Il problema applicativo più delicato che gli operatori del diritto si trovano sovente ad affrontare riguarda la modalità di redazione della dichiarazione sostitutiva di certificazione delle condizioni reddituali. La norma, infatti, delinea un quadro di regole che cozza in maniera palese con le norme e le prassi relative alla redazione del ricorso introduttivo.

L’istante dovrebbe infatti sottoscrivere, a rigor di norma, una dichiarazione reddituale autografa nelle conclusioni dell’atto introduttivo. Il ricorso che in materia previdenziale introduce il giudizio è, però, un atto integralmente redatto e sottoscritto dal legale provvisto di procura, e non prevede l’intervento del ricorrente rappresentato. Le conclusioni, poi, sono la parte dell’atto deputata a circoscrivere ed enucleare il petitum del giudizio, giammai a contenere dichiarazioni di altro tipo, tantomeno se provenienti dalla parte in causa.

Per conciliare il dettato della norma con le consolidate regole del processo previdenziale è così intervenuta la Corte di Cassazione, che ha tracciato le seguenti regole interpretative (cfr, da ultimo, Corte di Cassazione, Ord.
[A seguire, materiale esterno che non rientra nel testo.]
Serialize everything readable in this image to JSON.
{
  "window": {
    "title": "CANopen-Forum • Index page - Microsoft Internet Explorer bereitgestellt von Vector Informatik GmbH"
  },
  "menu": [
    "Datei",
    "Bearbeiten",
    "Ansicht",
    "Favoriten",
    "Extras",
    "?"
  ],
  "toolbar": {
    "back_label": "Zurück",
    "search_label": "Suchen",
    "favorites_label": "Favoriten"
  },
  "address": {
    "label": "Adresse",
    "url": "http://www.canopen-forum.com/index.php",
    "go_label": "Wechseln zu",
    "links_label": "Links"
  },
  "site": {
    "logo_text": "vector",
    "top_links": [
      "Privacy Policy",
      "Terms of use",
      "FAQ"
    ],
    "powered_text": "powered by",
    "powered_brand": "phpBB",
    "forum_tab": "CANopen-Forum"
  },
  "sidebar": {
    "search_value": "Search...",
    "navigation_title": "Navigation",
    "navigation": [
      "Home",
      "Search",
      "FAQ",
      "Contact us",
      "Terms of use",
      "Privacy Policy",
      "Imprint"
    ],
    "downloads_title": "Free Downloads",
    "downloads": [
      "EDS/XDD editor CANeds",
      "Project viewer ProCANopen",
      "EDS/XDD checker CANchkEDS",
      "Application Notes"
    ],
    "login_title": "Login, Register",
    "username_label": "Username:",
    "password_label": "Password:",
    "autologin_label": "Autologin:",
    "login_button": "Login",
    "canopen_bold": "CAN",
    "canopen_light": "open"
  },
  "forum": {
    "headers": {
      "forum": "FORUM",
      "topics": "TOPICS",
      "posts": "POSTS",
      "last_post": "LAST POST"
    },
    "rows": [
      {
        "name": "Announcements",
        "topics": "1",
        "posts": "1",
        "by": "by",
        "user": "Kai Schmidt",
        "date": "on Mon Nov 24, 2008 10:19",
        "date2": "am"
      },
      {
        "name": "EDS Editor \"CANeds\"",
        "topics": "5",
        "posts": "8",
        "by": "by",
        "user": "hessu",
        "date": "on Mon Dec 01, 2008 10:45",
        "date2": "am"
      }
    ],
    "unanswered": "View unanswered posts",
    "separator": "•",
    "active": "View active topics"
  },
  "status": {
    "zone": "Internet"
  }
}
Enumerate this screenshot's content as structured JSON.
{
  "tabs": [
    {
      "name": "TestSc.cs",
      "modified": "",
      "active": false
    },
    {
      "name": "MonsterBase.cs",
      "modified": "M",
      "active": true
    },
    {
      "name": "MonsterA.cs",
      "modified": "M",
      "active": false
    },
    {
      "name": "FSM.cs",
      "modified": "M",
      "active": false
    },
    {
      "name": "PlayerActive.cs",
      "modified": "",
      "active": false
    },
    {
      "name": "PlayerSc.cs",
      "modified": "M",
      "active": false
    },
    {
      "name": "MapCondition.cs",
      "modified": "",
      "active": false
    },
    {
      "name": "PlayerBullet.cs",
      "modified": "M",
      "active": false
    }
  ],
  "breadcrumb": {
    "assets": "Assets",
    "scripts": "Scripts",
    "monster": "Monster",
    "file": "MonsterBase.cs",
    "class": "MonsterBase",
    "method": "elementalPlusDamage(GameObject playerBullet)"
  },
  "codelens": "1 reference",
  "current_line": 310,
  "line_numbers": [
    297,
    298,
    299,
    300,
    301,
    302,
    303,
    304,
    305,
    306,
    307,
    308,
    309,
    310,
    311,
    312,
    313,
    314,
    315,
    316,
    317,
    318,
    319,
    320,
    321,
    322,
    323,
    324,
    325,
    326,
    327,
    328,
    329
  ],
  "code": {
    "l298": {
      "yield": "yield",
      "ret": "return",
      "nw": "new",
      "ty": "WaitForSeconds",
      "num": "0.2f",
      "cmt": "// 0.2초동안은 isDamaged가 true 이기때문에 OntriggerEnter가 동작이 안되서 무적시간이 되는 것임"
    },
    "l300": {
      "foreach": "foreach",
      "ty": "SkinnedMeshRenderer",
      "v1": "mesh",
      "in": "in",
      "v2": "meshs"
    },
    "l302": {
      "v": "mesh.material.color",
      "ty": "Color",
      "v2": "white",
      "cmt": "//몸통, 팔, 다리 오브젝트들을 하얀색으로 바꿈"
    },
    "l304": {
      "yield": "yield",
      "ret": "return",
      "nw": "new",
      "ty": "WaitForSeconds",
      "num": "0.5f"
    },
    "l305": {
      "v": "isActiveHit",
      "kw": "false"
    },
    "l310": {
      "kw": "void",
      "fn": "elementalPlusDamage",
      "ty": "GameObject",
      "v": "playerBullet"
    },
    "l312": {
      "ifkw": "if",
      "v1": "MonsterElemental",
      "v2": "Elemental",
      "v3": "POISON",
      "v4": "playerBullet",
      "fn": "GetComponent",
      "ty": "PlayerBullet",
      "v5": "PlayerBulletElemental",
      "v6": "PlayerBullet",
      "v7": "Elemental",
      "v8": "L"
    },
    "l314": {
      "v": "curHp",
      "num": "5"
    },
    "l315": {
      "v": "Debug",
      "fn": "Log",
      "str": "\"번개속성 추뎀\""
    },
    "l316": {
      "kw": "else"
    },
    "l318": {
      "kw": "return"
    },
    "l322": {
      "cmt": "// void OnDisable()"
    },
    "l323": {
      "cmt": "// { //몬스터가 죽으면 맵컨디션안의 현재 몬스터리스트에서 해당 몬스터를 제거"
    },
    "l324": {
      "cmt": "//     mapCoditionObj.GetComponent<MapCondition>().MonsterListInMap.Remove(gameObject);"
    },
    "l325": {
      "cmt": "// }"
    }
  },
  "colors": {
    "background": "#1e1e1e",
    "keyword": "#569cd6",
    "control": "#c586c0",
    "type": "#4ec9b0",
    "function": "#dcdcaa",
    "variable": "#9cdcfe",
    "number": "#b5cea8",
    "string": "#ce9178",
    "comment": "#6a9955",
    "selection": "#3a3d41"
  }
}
Sez. 6 Num. 5724 Anno 2021):

“Ai fini dell’ esenzione dal pagamento di spese, competenze e onorari, nei giudizi per prestazioni previdenziali, la dichiarazione sostitutiva di certificazione delle condizioni reddituali, da inserire nelle conclusioni dell’atto introduttivo ex art. 152 disp. att. c.p.c., sostituito dall’art. 42, comma 11, del d.l. n. 269 del 2003, conv. nella I. n. 326 del 2003, è
inefficace se non sottoscritta dalla parte, poiché a tale dichiarazione la norma connette un’assunzione di responsabilità non delegabile al difensore, stabilendo che “l’interessato” si impegna a comunicare, fino a che il processo non sia definito, le variazioni rilevanti dei limiti di reddito” (Cass.n. 22952/2016)”;

“In tema di esenzione dal pagamento di spese,competenze e onorari nei giudizi per prestazioni previdenziali, l’art. 152 disp. att. c.p.c., nel testo modificato dall’art. 42, comma 11, del d.l. n. 269 del 2003, conv. con modif. nella I. n. 326 del 2003, laddove fa carico alla parte ricorrente, che versi nelle condizioni reddituali per poter beneficiare dell’ esonero degli oneri processuali in caso di soccombenza, a rendere apposita dichiarazione sostitutiva “nelle conclusioni dell’atto introduttivo” va interpretato nel senso che della ricorrenza delle condizioni di esonero deve essere dato conto nell’atto introduttivo del giudizio, cosicché va ritenuta efficace la dichiarazione sostitutiva che, pur materialmente redatta su foglio separato, sia espressamente richiamata nel ricorso introduttivo del giudizio di primo grado e ritualmente prodotta con il medesimo” (Cass.n. 16616/2018)”.

Nel caso esaminato dalla Suprema Corte in relazione alla Ordinanza n. 5724/2021 sopra riportata, “la dichiarazione (così recita testualmente l’ordinanza, n.d.r.) era stata inserita nel fascicolo ed espressamente richiamata nell’atto introduttivo del giudizio nel quale la parte si era anche impegnata a comunicare ogni mutamento degli elementi reddituali”.

Riassumendo:

  1. La dichiarazione sostitutiva di certificazione delle condizioni reddituali dev’essere tassativamente sottoscritta dalla parte, e non mai dal difensore. È pertanto inefficace la dichiarazione che, se pur contenuta, in ossequio al disposto letterale dell’art. 152 disp. att. c.p.c., nel corpo delle conclusioni dell’atto introduttivo, sia sottoscritta solo dal difensore.
  2. La suddetta dichiarazione reddituale può anche essere redatta su foglio separato e inserita nel fascicolo di parte, purché espressamente richiamata nell’atto introduttivo del giudizio.